Grace listened, barely able to make sense of what she was saying. Annie had run away, apparently, and left a note saying she was leaving and never coming back, that they shouldn’t try to find her.

“How could she do this?” Annie’s mother demanded.

Grace murmured some vague response, such consolation as she could muster. She was so distracted that she could hardly concentrate.

“I just don’t understand,” Annie’s mother was saying. “People don’t just do this. People don’t just disappear.”

Grace spoke the right words, the comforting words, and they were on the phone for an hour. But throughout the call she was thinking, Yes, they do. People disappear all the time.

TEN

Los Angeles, 2003

WHEN ANNE RETURNED from Edinburgh, there were five voice-mail messages from her agent, Julia, each more frantic than the last.

“Darling,” the last message went, “this is big. Call me today or else, I swear to God.”

Anne stood in the hot, dusty apartment, her unpacked bag on the couch. Though most signs of Hilary and Alan had been removed, the place still didn’t feel like hers again. She walked around opening windows, glanced inside the empty fridge, and found a dead potted plant in the bedroom, tucked behind a curtain on the windowsill. Hilary must have bought it.

Besides Julia, she had no one to call to say she was home.

In the early morning, she ran five miles and was back at the apartment, showered and staring at the clock, by seven thirty. Since Julia never got in before ten, she went for a walk around the neighborhood, bought some groceries, and had a manicure. It was a beautiful late-August day, warm but not humid. Tributes were starting to go up, flowers and photographs, notices of ceremonies, everyone seeming a little teary and brave and on edge, the anniversary bearing down. Anne noticed these things only insofar as she wanted to disassociate herself from them. If she could have managed not to register the date at all, she would have. But as it was, she thought about Hilary’s due date and knew that it had passed.

Back at the apartment, she called Julia, whose assistant put her through right away, an unprecedented act.

“Darling girl,” Julia said, “where the fuck have you been?”

“I told you.
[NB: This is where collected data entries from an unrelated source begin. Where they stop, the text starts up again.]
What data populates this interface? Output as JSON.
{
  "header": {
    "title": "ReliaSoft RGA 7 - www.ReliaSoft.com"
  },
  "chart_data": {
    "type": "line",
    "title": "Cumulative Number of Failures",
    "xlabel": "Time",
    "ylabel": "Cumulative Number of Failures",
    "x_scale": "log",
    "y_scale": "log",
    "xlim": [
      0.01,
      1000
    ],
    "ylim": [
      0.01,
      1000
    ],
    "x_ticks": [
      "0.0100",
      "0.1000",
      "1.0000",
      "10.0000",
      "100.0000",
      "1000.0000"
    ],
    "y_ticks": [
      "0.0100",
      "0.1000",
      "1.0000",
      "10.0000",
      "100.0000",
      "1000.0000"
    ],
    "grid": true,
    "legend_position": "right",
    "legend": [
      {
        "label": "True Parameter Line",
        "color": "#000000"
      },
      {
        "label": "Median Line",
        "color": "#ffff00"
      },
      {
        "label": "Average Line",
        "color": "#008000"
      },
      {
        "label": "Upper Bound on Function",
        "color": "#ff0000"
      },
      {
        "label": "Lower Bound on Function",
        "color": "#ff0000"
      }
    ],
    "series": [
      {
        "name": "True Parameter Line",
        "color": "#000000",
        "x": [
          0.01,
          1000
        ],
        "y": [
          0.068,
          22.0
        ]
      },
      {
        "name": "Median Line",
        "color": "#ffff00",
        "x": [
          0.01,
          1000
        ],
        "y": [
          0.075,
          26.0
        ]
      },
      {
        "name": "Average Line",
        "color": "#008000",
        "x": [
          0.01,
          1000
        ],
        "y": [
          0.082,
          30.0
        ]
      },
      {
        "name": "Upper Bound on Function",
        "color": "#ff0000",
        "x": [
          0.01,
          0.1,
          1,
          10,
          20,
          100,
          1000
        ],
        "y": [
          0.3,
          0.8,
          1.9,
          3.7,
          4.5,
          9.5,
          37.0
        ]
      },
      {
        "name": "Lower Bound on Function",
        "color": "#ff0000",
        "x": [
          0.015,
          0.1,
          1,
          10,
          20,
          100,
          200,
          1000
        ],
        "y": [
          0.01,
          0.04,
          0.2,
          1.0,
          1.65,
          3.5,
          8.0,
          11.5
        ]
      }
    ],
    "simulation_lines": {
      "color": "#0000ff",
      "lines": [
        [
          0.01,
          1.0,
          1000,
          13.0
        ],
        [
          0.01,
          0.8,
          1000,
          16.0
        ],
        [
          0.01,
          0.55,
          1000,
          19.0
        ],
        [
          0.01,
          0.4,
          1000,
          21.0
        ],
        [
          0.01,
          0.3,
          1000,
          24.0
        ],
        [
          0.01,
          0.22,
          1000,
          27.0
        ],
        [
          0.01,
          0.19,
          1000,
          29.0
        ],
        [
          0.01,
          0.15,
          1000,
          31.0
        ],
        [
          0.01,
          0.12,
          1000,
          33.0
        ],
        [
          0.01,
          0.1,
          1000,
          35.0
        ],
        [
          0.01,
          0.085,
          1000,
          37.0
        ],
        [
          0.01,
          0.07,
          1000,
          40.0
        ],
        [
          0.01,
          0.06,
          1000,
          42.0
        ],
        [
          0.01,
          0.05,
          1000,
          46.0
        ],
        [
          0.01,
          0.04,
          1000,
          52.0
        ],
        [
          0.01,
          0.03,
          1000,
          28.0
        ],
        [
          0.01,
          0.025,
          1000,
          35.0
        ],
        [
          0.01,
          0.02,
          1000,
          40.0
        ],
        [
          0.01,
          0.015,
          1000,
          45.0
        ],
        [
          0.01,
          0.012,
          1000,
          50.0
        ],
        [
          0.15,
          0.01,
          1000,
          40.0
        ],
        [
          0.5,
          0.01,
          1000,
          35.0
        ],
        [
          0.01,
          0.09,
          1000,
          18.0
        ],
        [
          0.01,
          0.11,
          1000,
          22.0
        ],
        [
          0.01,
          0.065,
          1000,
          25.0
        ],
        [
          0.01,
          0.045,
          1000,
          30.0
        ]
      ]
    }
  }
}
Scotland, in a play.”

“You and your plays,” Julia said, trying to sound fond, though her disgust was obvious. Julia was about toothpaste commercials, modeling if necessary. She was about getting your face out there. “Fortunately for you, they waited. You must’ve really done a number on that guy.”

The first guy who came to Anne’s mind was Sergio, sprawled on the unforgiving cobblestones, his eyes flashing when he rose up again to hit her, his anger laid bare. Then she refocused and said, “What guy?”

“Michael Linker,” Julia said, as if everybody knew who this was. “He saw you in that godforsaken thing on Long Island.” At the time, Julia had called the godforsaken thing a masterpiece of contemporary drama.

“Whatever,” Anne said.

“Not whatever! He just got promoted to a new studio-exec position and wants you to audition for this pilot that sounds amazing. Gritty family drama, lots of sex. It’s a cable show. You need to be on a plane to Los Angeles today. Call me back with your flight info and I’ll get you a car on both ends.”

Anne had been telling Julia for months that she didn’t want to leave New York, that she wasn’t interested in television, that independent films were the only projects for which she wanted to be considered. Standing in her apartment, the air conditioner wheezing asthmatically, she realized that nobody cared what she wanted.